Hinweis: Kinder brauchen Rhythmus, lieben und leben von Wiederholungen, das wissen nicht nur Kindergärtnerinnen, sondern alle Eltern, die immer wieder die gleiche Geschichte oder das gleiche Märchen erzählen müssen. Märchen sind so reichhaltig und voller schöner Bilder, dass Kinder immer wieder aufs Neue darin versinken können. Je öfter sie ein Märchen hören und je besser sie es kennen, desto reicher wird es in ihrer Fantasie erblühen. Intuitiv fühlen sie die wohltuende Wirkung der Märchenwelt.
Kinder, die Märchenaufführungen erlebt haben, spüren oftmals den Impuls selbst etwas für andere Kinder oder für Erwachsene aufzuführen. Auch wenn es etwas Geduld erfordert, sollten Sie sich die Zeit dafür nehmen.
Die Freude, anderen etwas vorzuführen
Im Gegensatz zum eigenen Spiel mit Babypuppen oder Puppenkindern, bei dem Kinder in ihrer eigenen Welt versinken, brauchen Kinder bei Aufführungen mit kleinen Püppchen oder Holzfiguren ein Gegenüber.

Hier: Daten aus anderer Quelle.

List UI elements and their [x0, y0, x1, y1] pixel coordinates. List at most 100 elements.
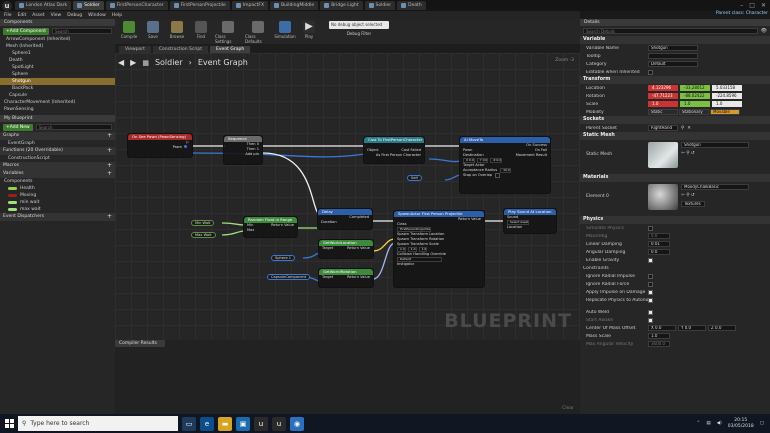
category-select[interactable]: Default: [648, 61, 698, 67]
variable-item[interactable]: min wait: [0, 199, 115, 206]
macros-section[interactable]: Macros +: [0, 162, 115, 170]
exec-pin-icon[interactable]: ▷: [186, 140, 189, 145]
component-item[interactable]: PawnSensing: [0, 106, 115, 113]
add-dispatcher-icon[interactable]: +: [107, 213, 112, 221]
functions-section[interactable]: Functions (20 Overridable) +: [0, 147, 115, 155]
location-x-field[interactable]: 4.123296: [648, 85, 678, 91]
apply-impulse-checkbox[interactable]: [648, 289, 653, 295]
tray-chevron-icon[interactable]: ⌃: [697, 421, 701, 426]
physics-section[interactable]: Physics: [580, 216, 770, 224]
find-button[interactable]: Find: [191, 21, 211, 39]
tab-viewport[interactable]: Viewport: [119, 46, 151, 53]
tab-event-graph[interactable]: Event Graph: [210, 46, 251, 53]
editor-tab[interactable]: London Atlas Dark: [15, 1, 72, 10]
menu-file[interactable]: File: [4, 13, 12, 18]
minimize-icon[interactable]: –: [740, 2, 743, 9]
object-pin-icon[interactable]: [184, 145, 187, 148]
delay-node[interactable]: Delay Completed Duration: [317, 208, 373, 230]
component-item[interactable]: ArrowComponent (Inherited): [0, 36, 115, 43]
browse-button[interactable]: Browse: [167, 21, 187, 39]
editable-inherited-checkbox[interactable]: [648, 69, 653, 75]
close-icon[interactable]: ✕: [761, 2, 766, 9]
mobility-movable[interactable]: Movable: [710, 109, 740, 115]
stop-on-overlap-checkbox[interactable]: [495, 173, 501, 178]
material-browse-icons[interactable]: ⇦ ⚲ ↺: [681, 193, 749, 198]
variable-item[interactable]: Moving: [0, 192, 115, 199]
sockets-section[interactable]: Sockets: [580, 116, 770, 124]
network-icon[interactable]: ▤: [706, 421, 710, 426]
breadcrumb-leaf[interactable]: Event Graph: [198, 58, 248, 67]
cast-node[interactable]: Cast To FirstPersonCharacter Object Cast …: [363, 136, 425, 164]
max-wait-get-node[interactable]: Max Wait: [191, 232, 216, 238]
sequence-node[interactable]: Sequence Then 0 Then 1 Add pin: [223, 135, 263, 165]
component-item[interactable]: CharacterMovement (Inherited): [0, 99, 115, 106]
angular-damping-input[interactable]: 0.0: [648, 249, 670, 255]
mass-input[interactable]: 0.0: [648, 233, 670, 239]
variables-section[interactable]: Variables +: [0, 170, 115, 178]
component-item[interactable]: Sphere: [0, 71, 115, 78]
variable-section[interactable]: Variable: [580, 36, 770, 44]
tooltip-input[interactable]: [648, 53, 698, 59]
menu-help[interactable]: Help: [112, 13, 122, 18]
add-component-button[interactable]: +Add Component: [3, 27, 50, 35]
breadcrumb-root[interactable]: Soldier: [155, 58, 183, 67]
replicate-physics-checkbox[interactable]: [648, 297, 653, 303]
component-item[interactable]: Mesh (Inherited): [0, 43, 115, 50]
get-world-rotation-node[interactable]: GetWorldRotation Target Return Value: [318, 268, 374, 288]
scale-z-field[interactable]: 1.0: [712, 101, 742, 107]
ignore-radial-impulse-checkbox[interactable]: [648, 273, 653, 279]
clear-button[interactable]: Clear: [562, 406, 574, 411]
com-z-field[interactable]: Z 0.0: [708, 325, 736, 331]
graphs-section[interactable]: Graphs +: [0, 132, 115, 140]
components-tab[interactable]: Components: [0, 19, 115, 26]
component-item[interactable]: Sphere1: [0, 50, 115, 57]
material-thumbnail[interactable]: [648, 184, 678, 210]
constraints-label[interactable]: Constraints: [583, 266, 645, 271]
variable-item[interactable]: max wait: [0, 206, 115, 213]
min-wait-get-node[interactable]: Min Wait: [191, 220, 215, 226]
acceptance-radius-field[interactable]: 10.0: [500, 168, 511, 173]
file-explorer-icon[interactable]: ▬: [218, 416, 232, 431]
rotation-x-field[interactable]: -47.71223: [648, 93, 678, 99]
chrome-icon[interactable]: ◉: [290, 416, 304, 431]
event-dispatchers-section[interactable]: Event Dispatchers +: [0, 213, 115, 221]
menu-edit[interactable]: Edit: [18, 13, 27, 18]
com-y-field[interactable]: Y 0.0: [678, 325, 706, 331]
parent-socket-input[interactable]: RightHand: [648, 125, 678, 131]
start-awake-checkbox[interactable]: [648, 317, 653, 323]
add-new-button[interactable]: +Add New: [3, 123, 33, 131]
event-node-on-see-pawn[interactable]: On See Pawn (PawnSensing) ▷ Pawn: [127, 133, 193, 158]
component-item[interactable]: Capsule: [0, 92, 115, 99]
compiler-results-tab[interactable]: Compiler Results: [115, 340, 165, 347]
components-search-input[interactable]: Search: [52, 28, 112, 34]
editor-tab[interactable]: Death: [397, 1, 426, 10]
editor-tab[interactable]: BuildingMiddle: [270, 1, 319, 10]
edge-icon[interactable]: e: [200, 416, 214, 431]
max-angular-velocity-input[interactable]: 3600.0: [648, 341, 670, 347]
simulation-button[interactable]: Simulation: [274, 21, 296, 39]
search-icon[interactable]: ⚲: [681, 126, 684, 131]
simulate-physics-checkbox[interactable]: [648, 225, 653, 231]
auto-weld-checkbox[interactable]: [648, 309, 653, 315]
store-icon[interactable]: ▣: [236, 416, 250, 431]
clear-icon[interactable]: ✕: [687, 126, 691, 131]
components-category[interactable]: Components: [0, 178, 115, 185]
compile-button[interactable]: Compile: [119, 21, 139, 39]
material-source-select[interactable]: Textures: [681, 201, 705, 207]
view-options-icon[interactable]: 👁: [761, 28, 767, 34]
material-select[interactable]: MoodyChalkBasic: [681, 184, 749, 190]
editor-tab[interactable]: FirstPersonProjectile: [169, 1, 230, 10]
my-blueprint-tab[interactable]: My Blueprint: [0, 115, 115, 122]
details-tab[interactable]: Details: [580, 19, 770, 26]
location-y-field[interactable]: -33.28012: [680, 85, 710, 91]
editor-tab[interactable]: Soldier: [364, 1, 396, 10]
start-button[interactable]: [0, 414, 18, 433]
materials-section[interactable]: Materials: [580, 174, 770, 182]
variable-item[interactable]: Health: [0, 185, 115, 192]
ai-move-to-node[interactable]: AI MoveTo On Success Pawn On Fail Destina…: [459, 136, 551, 194]
forward-arrow-icon[interactable]: ▶: [130, 58, 136, 67]
static-mesh-section[interactable]: Static Mesh: [580, 132, 770, 140]
variable-name-input[interactable]: Shotgun: [648, 45, 698, 51]
component-item[interactable]: BackPack: [0, 85, 115, 92]
save-button[interactable]: Save: [143, 21, 163, 39]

Der Schwerpunkt liegt darauf, dass sie etwas FÜR andere machen, darum wünschen sie sich Zuschauer, am besten gleich eine ganze Schar. Sie registrieren genau, ob diese aufmerksam ihrer Aufführung folgen, und hoffen auf viele „Ahs“ und „Ohs“.
Fantasie ohne Grenzen
Die Geschichten, die Kinder mit den Püppchen oder Holzfiguren erzählen, haben meist nichts mit der gehörten Originalgeschichte zu tun. Je nachdem, welche Spielfiguren ihnen in die Hand fallen, geht der bunte Reigen los.

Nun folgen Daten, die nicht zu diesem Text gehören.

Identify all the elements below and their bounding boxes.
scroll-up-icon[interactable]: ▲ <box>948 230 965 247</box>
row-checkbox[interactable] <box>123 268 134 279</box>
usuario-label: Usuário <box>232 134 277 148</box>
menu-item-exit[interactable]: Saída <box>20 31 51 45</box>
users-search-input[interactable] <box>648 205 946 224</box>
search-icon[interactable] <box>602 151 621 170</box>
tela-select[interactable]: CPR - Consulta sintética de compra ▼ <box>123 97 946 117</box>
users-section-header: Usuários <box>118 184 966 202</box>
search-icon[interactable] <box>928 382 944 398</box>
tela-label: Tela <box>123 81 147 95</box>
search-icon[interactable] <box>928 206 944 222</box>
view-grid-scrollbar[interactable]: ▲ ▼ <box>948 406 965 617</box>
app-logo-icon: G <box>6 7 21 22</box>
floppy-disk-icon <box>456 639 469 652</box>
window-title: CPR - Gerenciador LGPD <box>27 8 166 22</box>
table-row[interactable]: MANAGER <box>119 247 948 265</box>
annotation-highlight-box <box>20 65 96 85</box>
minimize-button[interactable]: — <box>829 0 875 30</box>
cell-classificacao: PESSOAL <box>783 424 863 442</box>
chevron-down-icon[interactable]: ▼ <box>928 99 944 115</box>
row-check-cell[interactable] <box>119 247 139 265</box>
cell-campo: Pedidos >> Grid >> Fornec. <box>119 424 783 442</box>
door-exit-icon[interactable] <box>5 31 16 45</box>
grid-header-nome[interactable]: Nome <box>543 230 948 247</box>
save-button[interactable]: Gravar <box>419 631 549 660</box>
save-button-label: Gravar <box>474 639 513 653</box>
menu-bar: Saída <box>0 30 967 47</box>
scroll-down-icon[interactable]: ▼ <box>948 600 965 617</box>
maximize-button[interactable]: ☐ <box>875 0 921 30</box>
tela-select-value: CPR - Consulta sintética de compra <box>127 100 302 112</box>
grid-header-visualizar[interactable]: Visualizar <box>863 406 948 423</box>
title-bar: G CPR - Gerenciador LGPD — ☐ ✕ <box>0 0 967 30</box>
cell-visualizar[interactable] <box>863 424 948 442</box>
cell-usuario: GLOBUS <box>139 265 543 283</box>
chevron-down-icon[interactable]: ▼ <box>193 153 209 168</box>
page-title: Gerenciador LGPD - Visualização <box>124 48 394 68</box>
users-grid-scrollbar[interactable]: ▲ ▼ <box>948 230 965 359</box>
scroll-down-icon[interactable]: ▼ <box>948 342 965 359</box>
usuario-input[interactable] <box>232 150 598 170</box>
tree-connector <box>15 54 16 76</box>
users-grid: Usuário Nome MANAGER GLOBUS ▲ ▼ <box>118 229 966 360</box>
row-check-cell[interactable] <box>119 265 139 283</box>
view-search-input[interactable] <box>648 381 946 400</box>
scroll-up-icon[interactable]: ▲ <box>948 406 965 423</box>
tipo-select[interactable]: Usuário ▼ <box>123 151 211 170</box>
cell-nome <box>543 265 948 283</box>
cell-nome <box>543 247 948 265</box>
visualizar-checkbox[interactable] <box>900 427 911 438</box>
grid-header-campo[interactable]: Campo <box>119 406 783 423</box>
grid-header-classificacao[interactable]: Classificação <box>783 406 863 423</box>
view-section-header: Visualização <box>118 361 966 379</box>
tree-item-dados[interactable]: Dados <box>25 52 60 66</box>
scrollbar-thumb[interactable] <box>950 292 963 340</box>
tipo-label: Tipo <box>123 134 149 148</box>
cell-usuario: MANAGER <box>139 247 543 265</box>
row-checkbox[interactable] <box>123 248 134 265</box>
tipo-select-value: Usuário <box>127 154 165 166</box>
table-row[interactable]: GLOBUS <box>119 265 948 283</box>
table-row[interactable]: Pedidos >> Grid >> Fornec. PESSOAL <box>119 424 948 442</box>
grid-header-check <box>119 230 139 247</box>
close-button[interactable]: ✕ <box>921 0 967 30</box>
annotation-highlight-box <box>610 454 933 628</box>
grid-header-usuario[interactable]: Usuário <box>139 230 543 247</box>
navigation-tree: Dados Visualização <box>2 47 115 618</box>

Julia hält eine Bauersfrau in der Hand, gerade trifft diese auf einen Ritter und gemeinsam gehen sie in den Wald, wo sie einen Drachen vermuten. Stattdessen begegnet ihnen ein schlauer Igel, der ihnen verrät, wie sie an den Schatz kommen. In rasantem Tempo entwickelt Julia eine Geschichte mit vielen unvorhersehbaren Wendungen und kuriosen Auftritten verschiedenster Charaktere. Julias Zuschauer kommen aus dem Staunen nicht mehr heraus. Woher nimmt Julia nur all die Ideen? Stolz und freudig nimmt sie das Lob der Zuschauer an.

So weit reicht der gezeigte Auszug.